The water stank of oil, sewage, and other things, none of them good. The bulkhead pier on our left ended in a dirt bank and some long-dead trees. Farther up the creek was that jumbled pile of damaged and discarded containers I’d seen on our first visit. The security lighting ended at the edge of the stack laydown area. The container graveyard was not lighted at all, and it was also outside the chain-link fence that defined the port perimeter. The creek ran between the fence and a small mountain of discarded containers.

“Four feet,” Tony said, putting the engine in neutral and coasting forward now. He’d pointed out earlier that if we ran aground now, at high slack water, we’d be there until the next high tide came along to float us off.
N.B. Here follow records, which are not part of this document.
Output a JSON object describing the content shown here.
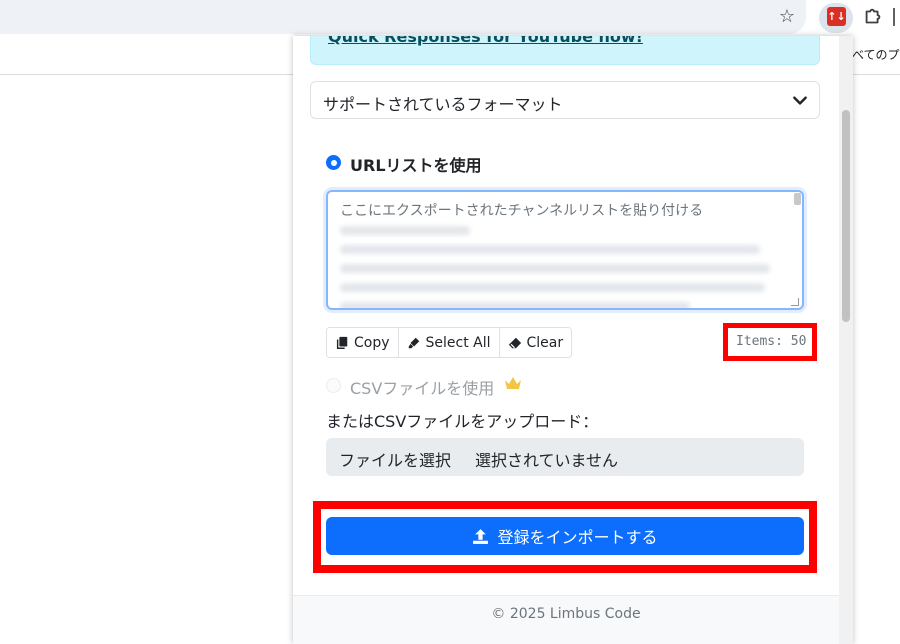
{
  "browser": {
    "page_snippet": "べてのプ",
    "extension_badge": "↑↓",
    "colors": {
      "toolbar": "#eef1f6",
      "extension_red": "#d93025"
    }
  },
  "popup": {
    "promo_link": "Quick Responses for YouTube now!",
    "accordion_label": "サポートされているフォーマット",
    "url_list": {
      "radio_label": "URLリストを使用",
      "selected": true,
      "textarea_placeholder": "ここにエクスポートされたチャンネルリストを貼り付ける"
    },
    "buttons": {
      "copy": "Copy",
      "select_all": "Select All",
      "clear": "Clear"
    },
    "items_count": "Items: 50",
    "csv": {
      "radio_label": "CSVファイルを使用",
      "upload_label": "またはCSVファイルをアップロード：",
      "file_button": "ファイルを選択",
      "file_status": "選択されていません"
    },
    "import_button": "登録をインポートする",
    "footer": "© 2025 Limbus Code",
    "colors": {
      "primary": "#0d6efd",
      "promo_bg": "#cff4fc",
      "highlight": "#ff0000",
      "premium_crown": "#f4c542"
    }
  }
}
“Can you put us on the bank with that container pile?” I asked.

He turned the boat toward the ribbon of oily trash bobbing along the dirt bank. Pardee went forward with a boathook to see what he could grab, while I stayed in the cockpit with Tony and the shepherds. It wouldn’t have surprised me to see a body or two floating in all the mess, and, in fact, I saw at least one furry soccer ball with the head of a cat.

The boat stopped with a small bump, and Pardee hooked something on the bank to hold us there. I turned back toward the container port to see if we’d attracted any attention. The silent stacks looked back at me. The fence at the top of the opposite bank looked to be about ten feet high, but I could clearly see where the bottom of the chain-link had billowed out or been compromised by gullies washed out at low points. If we’d gone to that side of the creek, it would have been easy to climb the bank, watch for security trucks, and then slide under the chain-link. I wondered if they had a problem with pilferage in the stacks at night.